Share your dilemmas and get honest opinions from other Mumsnetters.

To think I can’t escape it

3 replies

Song6 · 05/10/2022 18:42

I had a traumatic childhood - abusive stepdad between the age of 5-9. He was also violent towards my mum who tries to take her life twice. My mum left him when I was 9. Since then, despite being bullied at school (and the university), I left home to go to uni, met a lovely man, qualified as a midwife, had 2 lovely children and got married.
I just feel like sometimes I’m fine and other times it’s a struggle. I always wonder what I did wrong to make my stepdad hate me so much and when I’m having a bad days I honestly feel like I’d be better off dead and my family would be better off without me.
I’ve had therapy which wasn’t particularly helpful and I’m on sertraline which definitely helps with my anxiety and stops me wanting to kill myself every few weeks but I feel like I’m never going to escape this feeling that I must have done something to deserve what happened to me and I’m never going to escape this feeling of dread and despair, and I feel like people with a normal, happy childhood will never understand what a struggle everyday is.

OP posts:
MaybeIWillFuckOffThen · 05/10/2022 19:06

Childhood trauma is horrible OP, you have my sympathy. It's such a struggle having to fight your own brain just to feel OK.

One thing you mentioned is the feeling like you want to kill yourself every few weeks - does this line up with your menstrual cycle at all? I was having awful depressive episodes, worse than anything I've known, and then realised it was always the week before my period. I track with an app now and I find it incredibly helpful, when I feel that awful blackness rising up, to check the app, see "7 days to period", and have a lightbulb "ooooh" moment - makes it so much easier to manage the horrible feelings knowing they are heightened, and it will pass off in x days time. Stops me going down the road of believing the horrible self talk etc. Doesn't "fix it" but helps so much to manage it. Just an idea.

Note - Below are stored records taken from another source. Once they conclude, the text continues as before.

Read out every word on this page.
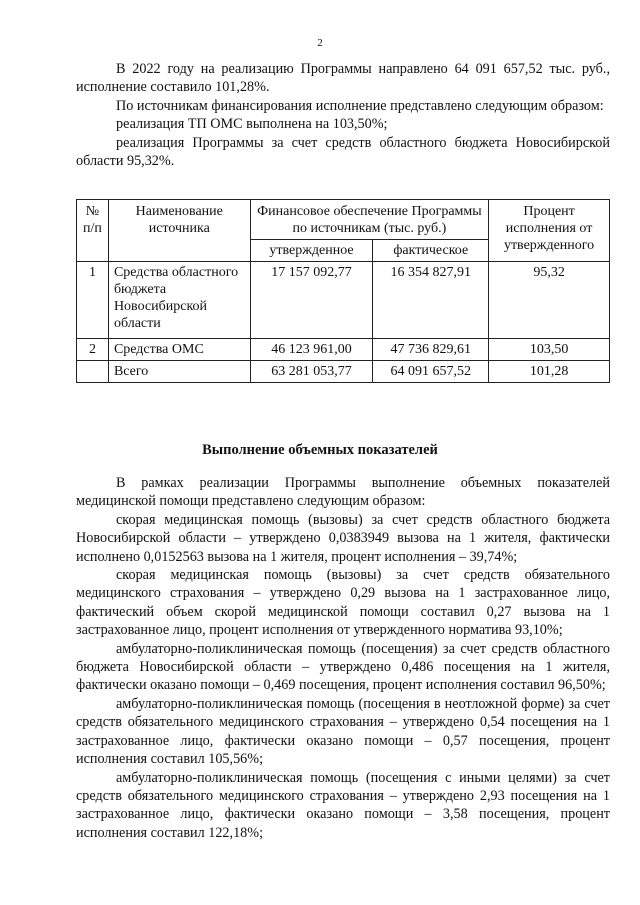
2

В 2022 году на реализацию Программы направлено 64 091 657,52 тыс. руб., исполнение составило 101,28%.

По источникам финансирования исполнение представлено следующим образом:

реализация ТП ОМС выполнена на 103,50%;

реализация Программы за счет средств областного бюджета Новосибирской области 95,32%.

№ п/п	Наименование источника	Финансовое обеспечение Программы по источникам (тыс. руб.)		Процент исполнения от утвержденного
		утвержденное	фактическое	
1	Средства областного бюджета Новосибирской области	17 157 092,77	16 354 827,91	95,32
2	Средства ОМС	46 123 961,00	47 736 829,61	103,50
	Всего	63 281 053,77	64 091 657,52	101,28
Выполнение объемных показателей

В рамках реализации Программы выполнение объемных показателей медицинской помощи представлено следующим образом:

скорая медицинская помощь (вызовы) за счет средств областного бюджета Новосибирской области – утверждено 0,0383949 вызова на 1 жителя, фактически исполнено 0,0152563 вызова на 1 жителя, процент исполнения – 39,74%;

скорая медицинская помощь (вызовы) за счет средств обязательного медицинского страхования – утверждено 0,29 вызова на 1 застрахованное лицо, фактический объем скорой медицинской помощи составил 0,27 вызова на 1 застрахованное лицо, процент исполнения от утвержденного норматива 93,10%;

амбулаторно-поликлиническая помощь (посещения) за счет средств областного бюджета Новосибирской области – утверждено 0,486 посещения на 1 жителя, фактически оказано помощи – 0,469 посещения, процент исполнения составил 96,50%;

амбулаторно-поликлиническая помощь (посещения в неотложной форме) за счет средств обязательного медицинского страхования – утверждено 0,54 посещения на 1 застрахованное лицо, фактически оказано помощи – 0,57 посещения, процент исполнения составил 105,56%;

амбулаторно-поликлиническая помощь (посещения с иными целями) за счет средств обязательного медицинского страхования – утверждено 2,93 посещения на 1 застрахованное лицо, фактически оказано помощи – 3,58 посещения, процент исполнения составил 122,18%;
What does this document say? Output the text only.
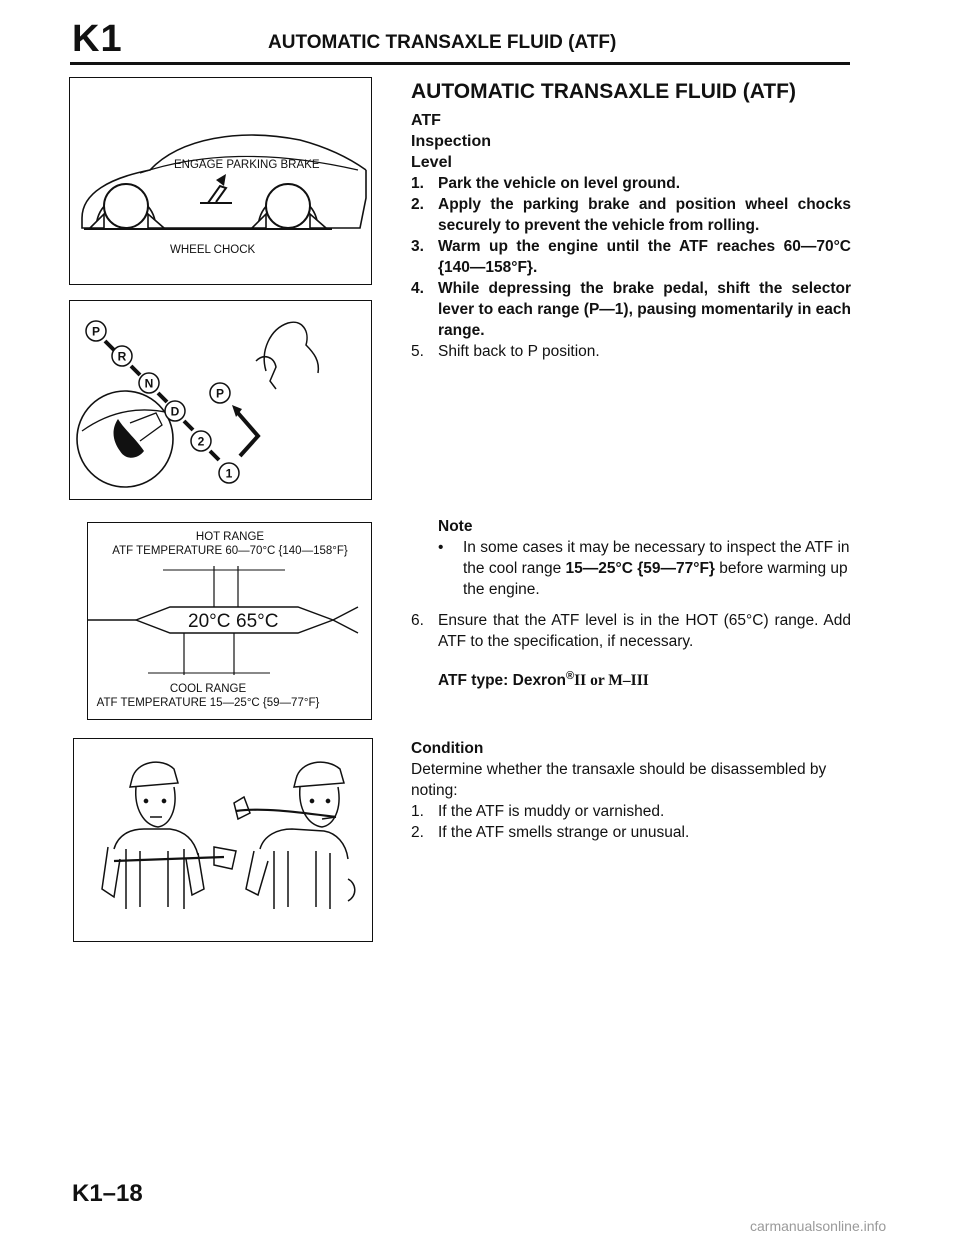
K1	AUTOMATIC TRANSAXLE FLUID (ATF)
ENGAGE PARKING BRAKE
WHEEL CHOCK
P
R
N
D
2
1
P
HOT RANGE
ATF TEMPERATURE 60—70°C {140—158°F}
20°C 65°C
COOL RANGE
ATF TEMPERATURE 15—25°C {59—77°F}
AUTOMATIC TRANSAXLE FLUID (ATF)
ATF
Inspection
Level
1. Park the vehicle on level ground.
2. Apply the parking brake and position wheel chocks securely to prevent the vehicle from rolling.
3. Warm up the engine until the ATF reaches 60—70°C {140—158°F}.
4. While depressing the brake pedal, shift the selector lever to each range (P—1), pausing momentarily in each range.
5. Shift back to P position.
Note
• In some cases it may be necessary to inspect the ATF in the cool range 15—25°C {59—77°F} before warming up the engine.
6. Ensure that the ATF level is in the HOT (65°C) range. Add ATF to the specification, if necessary.
ATF type: Dexron®II or M–III
Condition
Determine whether the transaxle should be disassembled by noting:
1. If the ATF is muddy or varnished.
2. If the ATF smells strange or unusual.
K1–18
carmanualsonline.info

Every day you're happy is a triumph against the fate cut out for you by your upbringing. You've done amazingly, you have love and you do amazing work helping people, saving lives. The world is NOT better off without you. Hang on in there ❤️

AliceAbsolum · 05/10/2022 19:21

I'd retry therapy. Something longer term like scheme therapy or psychotherapy.
Were they alcoholics? You could try ACA?
Healing from dysfunctional families and abusive behavior is a massive effort. I've had 8 years of therapy and I'll never fully manage it. But I'm SO much better than I was.

Equiphant · 05/10/2022 19:30

Be kind to yourself - you went through something awful, of course it’s still going to effect you.

imagine seeing a little girl on the street tomorrow. A man comes up and starts shouting at her, telling her she’s useless, hits her. Would you think “i wonder what she did to deserve that?” Or would you think “you fucked up abusive arsehole, leave her alone, she’s just a child!” You wouldn’t blame that little girl. Go easier on little you.